A number of important initiatives were implemented in 2015-2016 in relation to refugees. Mass arrivals of refugees reached a huge number in the second half of 2015 (911'471 arrests of illegal immigrants in the ports of Greece were recorded in 2015 in comparison with 77'163 in 2014, according to statistics from the Greek police). It was a huge burden on the country's administrative system.
A deal has been struck between Turkey and Europe, bringing the following positive changes: 1) The Government of SYRIZA adopted the Regulation on free movement in temporary accommodation centres for asylum seekers. 2) Issues concerning unaccompanied minors were settled. (3) A normal procedure was established for examining asylum applications and granting refugee status for humanitarian reasons.
In 2015, the government and the Office of the United Nations High Commissioner for Refugees, conducted a survey among the refugees themselves. It allowed to compile a sociological portrait of an average immigrant from Syria. As it turned out, 86% of refugees have higher or secondary education, with the students being the largest group among the respondents. Many were separated from their families and lost contact with them, 6% were unaccompanied or separated from their families. 5% were victims of torture, 65% said they did not have specific needs. The majority of the refugees surveyed intended to apply for asylum in other EU countries, primarily in Germany. This information was immediately replicated by local newspapers, which not only reduced the level of tension, but also led to an increase in monetary donations from the Greeks to the needs of refugees.

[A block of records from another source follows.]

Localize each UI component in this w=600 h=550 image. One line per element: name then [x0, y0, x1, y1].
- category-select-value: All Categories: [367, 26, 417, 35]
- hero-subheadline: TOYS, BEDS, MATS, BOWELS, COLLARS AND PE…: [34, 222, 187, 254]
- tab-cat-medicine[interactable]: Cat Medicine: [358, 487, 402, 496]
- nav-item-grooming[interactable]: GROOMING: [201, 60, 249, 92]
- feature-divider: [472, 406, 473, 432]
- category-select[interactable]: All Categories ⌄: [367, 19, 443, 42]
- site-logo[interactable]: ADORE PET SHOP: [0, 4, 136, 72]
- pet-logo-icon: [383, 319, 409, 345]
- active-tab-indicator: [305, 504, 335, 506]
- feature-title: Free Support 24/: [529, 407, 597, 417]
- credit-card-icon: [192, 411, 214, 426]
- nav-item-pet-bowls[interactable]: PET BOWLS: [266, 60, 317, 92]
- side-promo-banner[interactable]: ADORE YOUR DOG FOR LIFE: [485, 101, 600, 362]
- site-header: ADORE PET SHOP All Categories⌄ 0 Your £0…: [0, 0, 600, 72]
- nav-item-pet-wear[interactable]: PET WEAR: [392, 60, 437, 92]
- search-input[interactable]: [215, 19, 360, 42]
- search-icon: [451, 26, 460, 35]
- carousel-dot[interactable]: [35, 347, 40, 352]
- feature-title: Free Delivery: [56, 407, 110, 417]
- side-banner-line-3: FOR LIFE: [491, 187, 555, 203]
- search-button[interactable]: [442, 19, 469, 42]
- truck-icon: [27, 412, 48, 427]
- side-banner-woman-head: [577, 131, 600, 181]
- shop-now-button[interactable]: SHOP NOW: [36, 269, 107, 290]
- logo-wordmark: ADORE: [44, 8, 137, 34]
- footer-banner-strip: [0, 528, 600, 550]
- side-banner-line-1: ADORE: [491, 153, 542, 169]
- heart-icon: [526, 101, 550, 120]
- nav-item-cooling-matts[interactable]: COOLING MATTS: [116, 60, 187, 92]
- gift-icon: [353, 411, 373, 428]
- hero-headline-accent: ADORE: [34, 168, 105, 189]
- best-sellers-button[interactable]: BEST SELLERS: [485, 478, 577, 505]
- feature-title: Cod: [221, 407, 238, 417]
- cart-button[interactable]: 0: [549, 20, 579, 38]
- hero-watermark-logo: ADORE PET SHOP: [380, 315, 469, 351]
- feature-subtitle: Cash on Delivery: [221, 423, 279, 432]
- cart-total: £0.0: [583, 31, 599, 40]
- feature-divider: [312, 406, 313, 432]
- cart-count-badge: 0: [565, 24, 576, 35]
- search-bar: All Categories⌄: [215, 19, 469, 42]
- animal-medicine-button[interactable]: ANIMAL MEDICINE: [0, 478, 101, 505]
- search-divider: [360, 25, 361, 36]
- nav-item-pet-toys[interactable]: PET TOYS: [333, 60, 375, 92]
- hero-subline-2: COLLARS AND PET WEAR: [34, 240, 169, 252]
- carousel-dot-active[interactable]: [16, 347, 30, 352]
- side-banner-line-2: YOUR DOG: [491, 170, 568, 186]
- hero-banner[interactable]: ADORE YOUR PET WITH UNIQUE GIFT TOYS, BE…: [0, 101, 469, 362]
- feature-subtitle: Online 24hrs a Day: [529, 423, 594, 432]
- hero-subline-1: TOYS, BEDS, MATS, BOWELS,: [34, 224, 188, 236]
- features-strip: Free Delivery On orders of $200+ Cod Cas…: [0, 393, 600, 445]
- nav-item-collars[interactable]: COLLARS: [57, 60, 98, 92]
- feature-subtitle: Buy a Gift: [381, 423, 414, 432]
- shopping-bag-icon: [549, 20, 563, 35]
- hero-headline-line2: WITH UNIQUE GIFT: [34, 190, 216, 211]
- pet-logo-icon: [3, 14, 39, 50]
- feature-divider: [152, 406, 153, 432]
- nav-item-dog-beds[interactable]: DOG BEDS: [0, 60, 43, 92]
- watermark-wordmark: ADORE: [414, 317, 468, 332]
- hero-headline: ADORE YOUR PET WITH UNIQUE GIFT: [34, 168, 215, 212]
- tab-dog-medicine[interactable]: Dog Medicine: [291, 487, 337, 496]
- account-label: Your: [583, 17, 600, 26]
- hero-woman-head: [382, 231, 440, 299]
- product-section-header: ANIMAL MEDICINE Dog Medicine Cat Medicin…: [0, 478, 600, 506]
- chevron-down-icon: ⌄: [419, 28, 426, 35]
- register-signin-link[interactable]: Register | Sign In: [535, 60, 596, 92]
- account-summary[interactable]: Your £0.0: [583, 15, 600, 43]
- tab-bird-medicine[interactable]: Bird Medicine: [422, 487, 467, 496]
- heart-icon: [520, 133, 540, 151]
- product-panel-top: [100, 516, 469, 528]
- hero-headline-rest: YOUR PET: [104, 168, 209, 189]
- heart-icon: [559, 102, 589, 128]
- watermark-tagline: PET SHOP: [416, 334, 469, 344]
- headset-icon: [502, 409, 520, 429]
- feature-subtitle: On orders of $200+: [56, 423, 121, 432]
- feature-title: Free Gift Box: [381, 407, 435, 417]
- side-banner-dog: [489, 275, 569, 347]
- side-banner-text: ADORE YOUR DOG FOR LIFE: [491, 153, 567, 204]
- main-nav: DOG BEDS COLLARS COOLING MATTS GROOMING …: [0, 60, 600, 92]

In September 2019, the Greek cabinet decided to continue several ambitious programs aimed at easing the burden on the eastern Aegean islands due to the increased influx of refugees and migrants arriving in Greece via Turkey. The main program, which is fully funded by the European Commission, involves the transfer of 40,000 refugees and immigrants either to the Greek mainland or to other countries.
A total of 16,000 additional refugees and migrants are expected to be transported across the country under another Greek program, Helios, to specially equipped camps or hotels and motels. The Greek government has also decided to start building closed centers for those who entered the country illegally and are not entitled to asylum, or whose applications have been rejected. Greece also intends to increase the number of returnees of those who have not been granted refugee status by 10,000 by December 2020.
Also, the Greek government will very soon introduce a bill aimed at speeding up procedures in order to determine more quickly whether migrants should be granted refugee status or deported. The legislation will also aim to create a "safe country" scheme, based on an international agreement, whereby those subject to deportation can leave safely for another country. Greece will make a joint presentation to the EU, along with Cyprus and Bulgaria, other EU member states close to Turkey, on a proposal to reduce the number of migrants arriving on EU shores from Turkey. Parallel to this meeting, Eleftherios Economou, deputy minister for Greek citizen protection, publicly acknowledged Monday that Greece is experiencing a national crisis regarding the number of migrants arriving on its shores.
Seven years after the murder of anti-fascist singer Pavlos Fissas in Keratsini and five and a half years after the Golden Dawn party trial began, a three-member court in Athens issued a landmark verdict on Oct. 7, 2020. The court ruled that seven members of the Golden Dawn political council, including its leader Nikos Michaloliakos, were found guilty of running a criminal organization. The court also found 11 former deputies of Golden Dawn guilty of participating in the criminal organization.
The court also found Golden Dawn party member Giorgos Rupakias guilty of murdering anti-fascist singer Pavlos Fissas and nine other defendants who were accomplices in the murder. The court also found three defendants guilty of the attempted murder of Egyptian fisherman Abouzid Embarak and four defendants guilty of causing grievous bodily harm to three PAME union members. The long trial culminated in what some participants called the most landmark trial since the Nuremberg Trials of the Nazis. The party is associated with a series of serious attacks dating back to the 1990s, but for years Greece's political class seemed reluctant to apply the law: As Kostis Papaioannou, a human rights activist who observed the trial, said, "a long tradition of impunity for racist attacks" allowed Golden Dawn to "coexist" with Greece. There are allegations that some police officers are sympathetic to Golden Dawn: Tapping phone records in court revealed direct contacts between Golden Dawn members and several police officials.
There are also broader political issues. The Greek community must surely get an answer as to why the murder of the Greek Pavlos Fissas triggered a decisive backlash against Golden Dawn, when a well-documented string of attacks on immigrants did not have the same effect. Perhaps the most important story to tell about the trial is not what it revealed about the defendants, but what became known as a result about the people who resisted. Without the human rights activists and investigative journalists who painstakingly documented racist violence, the anti-fascist activists who organized mass protests, the volunteer legal groups who brought private cases, and the victims and witnesses who testified in court, this verdict would not have been reached. Racism, discrimination, and far-right nationalism have not disappeared from Greece--and they have not disappeared in other countries--but the movement that tried to bring the worst violence there has been shattered.